Chinese authorities have made much of the extra jobs and value added by the imports of live cattle for slaughter. However, the meat will be 20% more expensive than local fresh meat according to Yi Heng, which pointed to logistics costs. Chinese tariffs on live cattle from Australia (which has a free trade deal with China) will be phased out to zero in 2019. 

Australian beef fetches a premium price compared to domestic product, explained Dong Jun Hai, Yi Heng’s chief executive who briefed local media at the port. He added that the firm was processing the beef according to cuts for domestic cooking styles, with dicing to suit traditional Chinese dishes and hot pots.

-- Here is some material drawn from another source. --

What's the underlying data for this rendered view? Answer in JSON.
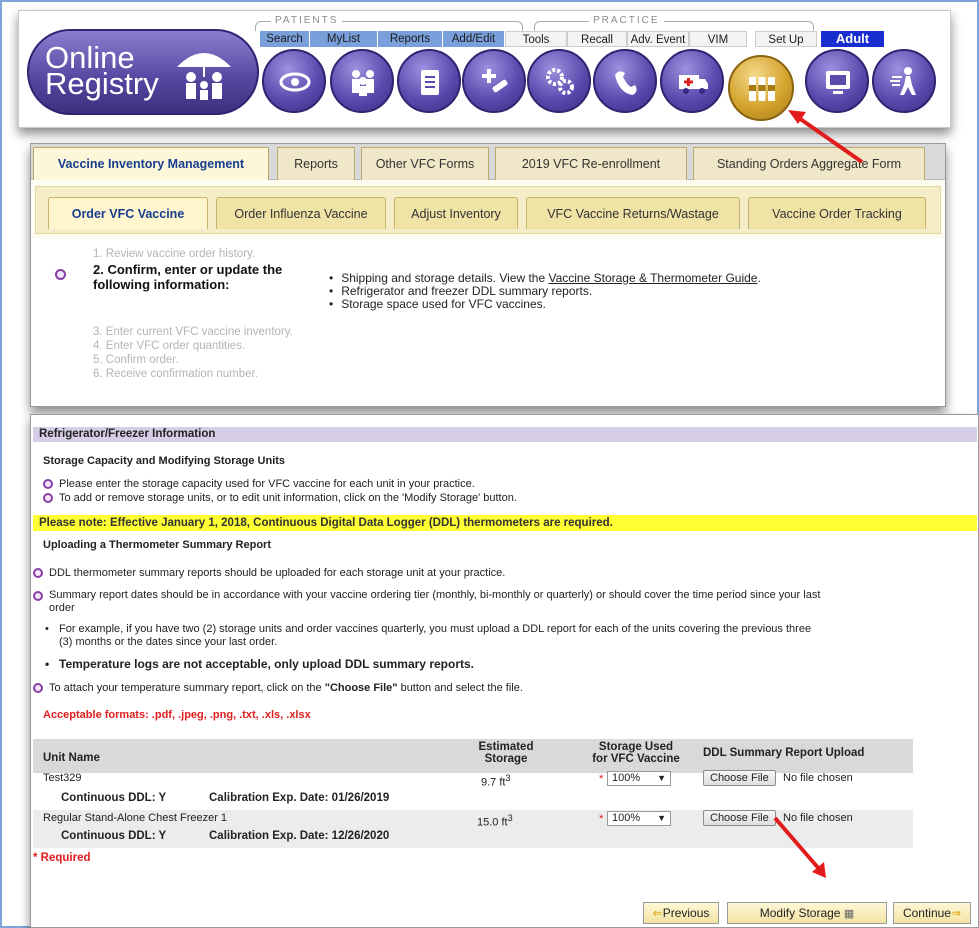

Yi Heng has some way to go to fill its capacity, however, given the firm claimed to have stabling and processing capacity for 12,500 cattle at any time. Meanwhile, it has signed a distribution deal with leading local logistics firm Shunfeng to distribute online orders in the cold chain across eastern China.     

Before entering beef processing and distribution, Yi Heng had experience in breeding lamb, pigs and poultry. However, the firm has competition for the lucrative Shanghai beef market: late last year Australia-based Elders Co sent its first shipment of slaughter-ready Angus cattle to Baozhu Food Co, a subsidiary of the Tai Xiang Group, which supplies Shanghai caterers. The cattle were shipped to Shidao port near Shanghai, where they were slaughtered at a Baozhu-run plant.

Local authorities have appeared nervous about any possible imports of disease with the live cattle. , On signing a memorandum of understanding with the provincial agriculture ministry on live imports last year, Jinhong Yang, head of the local General Administration of Quality Supervision, Inspection & Quarantine (AQSIQ) office in Ningbo, warned that whole shipments of cattle would be destroyed if disease showed up.

In 2017, China was the world’s second-largest producer of beef in carcase weight: 7.8 million tons compared to Australia’s 2.12 million tons. However, China was also the world’s top importer of beef last year, at 925,000 tons, ahead of second-placed Japan on 780,000 tons.